Existen principios que oiría una y otra vez sin llegar a cansarme nunca, como el del Quijote: «En un lugar de la Mancha, de cuyo nombre no quiero acordarme...». Otros que, en mi opinión, están sobrevalorados, como el de la «Lolita» de Nabokov, más bien ñoño para mi gusto: «Lolita, luz de mi vida, fuego de mis entrañas. Mi pecado, mi alma. Lo-li-ta: la punta de la lengua emprende un viaje de tres pasos desde el borde del paladar para apoyarse, en el tercero, en el borde de los dientes. Lo.Li.Ta. Era Lo, sencillamente Lo, por la mañana, un metro cuarenta y ocho de estatura con pies descalzos. Era Lola con pantalones. Era Dolly en la escuela. Era Dolores cuando firmaba. Pero en mis brazos era siempre Lolita». Y otros de los que nunca se hablará lo suficiente, como el de «Historia de dos ciudades»: «Era el mejor de los tiempos, era el peor de los tiempos, la edad de la sabiduría, y también de la locura; la época de las creencias y de la incredulidad; la era de la luz y de las tinieblas; la primavera de la esperanza y el invierno de la desesperación. Todo lo poseíamos, pero no teníamos nada; caminábamos derechos al cielo y nos extraviábamos por el camino opuesto». Juzguen ustedes mismos cuál les gusta más, o cuál añadirían a la lista...

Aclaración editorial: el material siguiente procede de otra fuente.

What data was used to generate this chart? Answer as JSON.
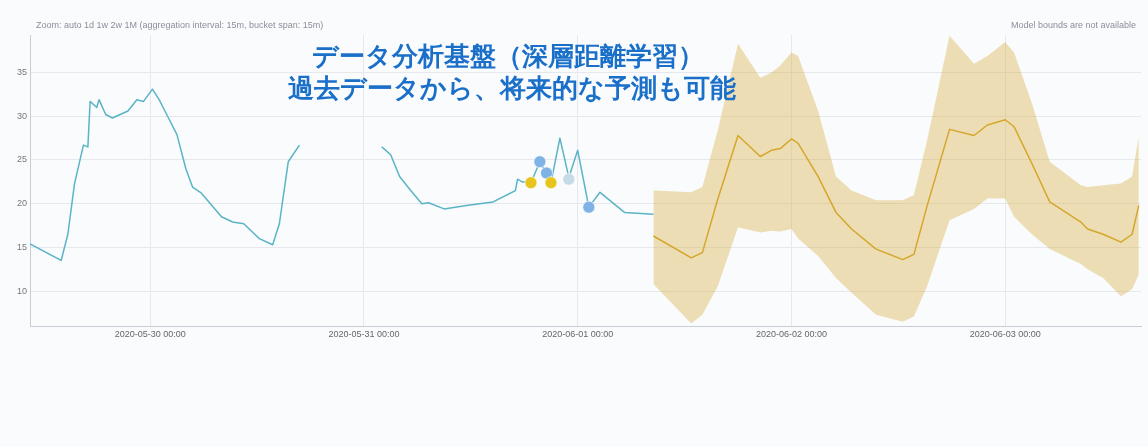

Hoy es día de libros y rosas. Hoy es día de hacer mucho el paripé, si me disculpan la grosería. Las hordas de supuestos lectores que durante estos días se pasearán por las calles comerciales de las ciudades y pueblos de nuestra islita, curioseando los tenderetes de las librerías, ni se corresponden con las patéticas cifras de lectores habituales que arrojan las encuestas ni con mi propia experiencia directa sobre el tema, que me dice que los ratones de biblioteca no abundan (los de alcantarilla sí, si me permiten el chiste fácil...). Según un artículo de «El País» publicado el 8 de enero de este mismo año, «el 35% de los españoles no lee nunca o casi nunca» y únicamente el 29'3% lo hace todos los días. Si este último dato puede parecer esperanzador, no hay más que seguir leyendo para que se te caiga el alma a los pies, ya que los integrantes de este último porcentaje afirman leer una media de 8'6 libros al año o, lo que es lo mismo, menos de un libro al mes. Si tenemos en cuenta que en Finlandia la media nacional es de 47 libros al año, es para echarse a llorar.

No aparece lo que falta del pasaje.